〝化石〟とあるのでこれはまた恐竜の化石なのかなと漠然と思っていたら全然違っていました。〝化石ハンター〟です。タイトルにドーンとあるのに思いっきりスルーしていました。またも予備知識なく行ってしまうパターン。


 ロイ・チャップマン・アンドリュースの中央アジア探検100周年記念 特別展『化石ハンター展~ゴビ砂漠の恐竜とヒマラヤの超大型獣~』(国立科学博物館で10/10まで)に入場してから「アンドリュース?誰?」という疑問符が浮かんだところで説明パネルがありました。


 というわけで今回の展示は標本や化石ももちろんありますが、〝ハンター〟からのアプローチでした。

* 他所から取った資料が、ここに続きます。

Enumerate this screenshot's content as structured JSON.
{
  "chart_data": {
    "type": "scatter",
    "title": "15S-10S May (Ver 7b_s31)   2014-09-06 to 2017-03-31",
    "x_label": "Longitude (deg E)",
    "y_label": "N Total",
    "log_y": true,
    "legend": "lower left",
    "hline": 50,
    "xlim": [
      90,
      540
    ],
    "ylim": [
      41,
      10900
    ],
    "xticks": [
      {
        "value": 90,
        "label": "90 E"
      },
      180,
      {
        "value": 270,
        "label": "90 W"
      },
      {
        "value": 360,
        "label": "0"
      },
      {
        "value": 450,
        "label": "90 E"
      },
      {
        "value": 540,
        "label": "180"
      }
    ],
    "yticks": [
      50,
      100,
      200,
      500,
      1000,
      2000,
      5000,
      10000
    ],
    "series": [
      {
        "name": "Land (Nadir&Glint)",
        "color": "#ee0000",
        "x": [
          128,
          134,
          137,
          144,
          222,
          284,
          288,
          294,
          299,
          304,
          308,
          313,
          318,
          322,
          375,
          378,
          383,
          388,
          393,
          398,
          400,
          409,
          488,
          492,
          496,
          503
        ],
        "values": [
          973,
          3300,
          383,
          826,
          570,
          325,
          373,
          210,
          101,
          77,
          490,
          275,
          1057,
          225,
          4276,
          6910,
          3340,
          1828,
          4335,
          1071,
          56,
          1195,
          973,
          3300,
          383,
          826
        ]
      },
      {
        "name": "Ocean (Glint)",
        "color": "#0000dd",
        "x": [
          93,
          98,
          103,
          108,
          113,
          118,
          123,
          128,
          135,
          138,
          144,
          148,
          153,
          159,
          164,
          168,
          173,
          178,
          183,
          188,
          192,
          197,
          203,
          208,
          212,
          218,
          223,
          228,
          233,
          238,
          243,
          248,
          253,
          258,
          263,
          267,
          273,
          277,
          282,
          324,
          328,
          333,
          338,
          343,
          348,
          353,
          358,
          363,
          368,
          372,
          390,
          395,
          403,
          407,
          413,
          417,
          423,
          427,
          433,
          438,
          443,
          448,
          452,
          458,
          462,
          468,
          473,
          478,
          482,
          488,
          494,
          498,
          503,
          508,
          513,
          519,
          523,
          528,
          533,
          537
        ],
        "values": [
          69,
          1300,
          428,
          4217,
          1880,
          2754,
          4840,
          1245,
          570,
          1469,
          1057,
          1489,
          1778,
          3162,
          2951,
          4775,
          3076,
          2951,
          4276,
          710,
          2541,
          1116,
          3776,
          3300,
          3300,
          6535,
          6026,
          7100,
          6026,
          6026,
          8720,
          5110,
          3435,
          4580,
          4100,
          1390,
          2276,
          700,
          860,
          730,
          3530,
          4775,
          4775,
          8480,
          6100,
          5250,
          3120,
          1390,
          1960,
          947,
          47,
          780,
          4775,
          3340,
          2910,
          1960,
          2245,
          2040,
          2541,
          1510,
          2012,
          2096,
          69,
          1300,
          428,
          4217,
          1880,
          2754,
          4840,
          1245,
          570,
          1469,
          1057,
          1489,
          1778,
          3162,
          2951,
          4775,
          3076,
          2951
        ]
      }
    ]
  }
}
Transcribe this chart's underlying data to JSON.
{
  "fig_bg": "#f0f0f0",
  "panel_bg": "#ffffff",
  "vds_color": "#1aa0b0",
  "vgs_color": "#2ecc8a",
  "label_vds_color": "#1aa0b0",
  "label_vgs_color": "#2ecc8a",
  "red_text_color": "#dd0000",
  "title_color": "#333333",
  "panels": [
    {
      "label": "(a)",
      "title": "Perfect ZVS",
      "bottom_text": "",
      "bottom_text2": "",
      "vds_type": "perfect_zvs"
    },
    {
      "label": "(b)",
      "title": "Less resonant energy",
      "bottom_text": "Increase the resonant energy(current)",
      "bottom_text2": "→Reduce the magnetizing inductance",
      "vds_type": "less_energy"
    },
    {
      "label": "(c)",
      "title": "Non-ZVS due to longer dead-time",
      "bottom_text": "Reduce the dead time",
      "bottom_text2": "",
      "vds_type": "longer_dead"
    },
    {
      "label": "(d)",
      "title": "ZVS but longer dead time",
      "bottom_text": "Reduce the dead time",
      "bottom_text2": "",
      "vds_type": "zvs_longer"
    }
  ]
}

100年も前の発掘調査をする人たちの好奇心と努力があったからこそ、今私たちはいろんなものを知ることができているのだなと改めて知りました。



 アンドリュースの師であるヘンリー・オズボーンが提唱した人類につながる哺乳類の起源がアジアにあることを証明するために「中央アジア探検隊」(1922〜1930年)を率いてゴビ砂漠で調査して、恐竜の骨や哺乳類の化石など多くの発見したそうです。日本で言えば大正時代の発掘は、写真で見ると参加した人数より多いラクダを引き連れての大キャラバンで、何の目印もない砂漠でかなりの困難を伴う遠征だったのがわかります。


 彼らに続く様々な国の探検家たちが協力して、調査をしていったことがパネル展示されていました。しかしながら、やがて国家間のバランスが乱れて戦争も始まり、発掘などしていられない状況が続いたのを知るとつくづく平和でなければできないことなんだと思い知らされました。どの国に所属していようと共通の目的を持って研究している人たちは、国とか性別とか眼中になく、地球の遠い過去をただ知ろうと研究することが難しくなるのは悲しいです。でも、現代ではこんなに楽しい仕事はないという今の日本の研究者のコメントビデオが最後のエリアで流れていて、若い人を何気に勧誘しているのがちょっとよかったです。


 特別展を観終わって、出口に向かって日本館に行くと企画展『WHO ARE WE 観察と発見の生物学 国立科学博物館収蔵庫コレクション―Vol.01 哺乳類』(10/10まで)というのをやっていて、これがまたとてもおもしろかったです。



 あちこちにある不揃いのボックスに引き出しがあって、開けてみるとそれぞれいろいろなものが仕舞われていました。その表現が実に多彩で、次にどんなものが入っているのかワクワクしてしまいます。会場が少し薄暗いというのもあって、閉館後の博物館でこっそり探検しているような、もっと妄想するとちょっとハリー・ポッターの魔法の世界の雰囲気もあって、全部引き出さずにはいられません。ここは常設展だけ目当てで入館しても見ることができます。特別展の後、余力があれば上の階の日本で発掘された化石など結構いろんなものが展示されていておすすめです。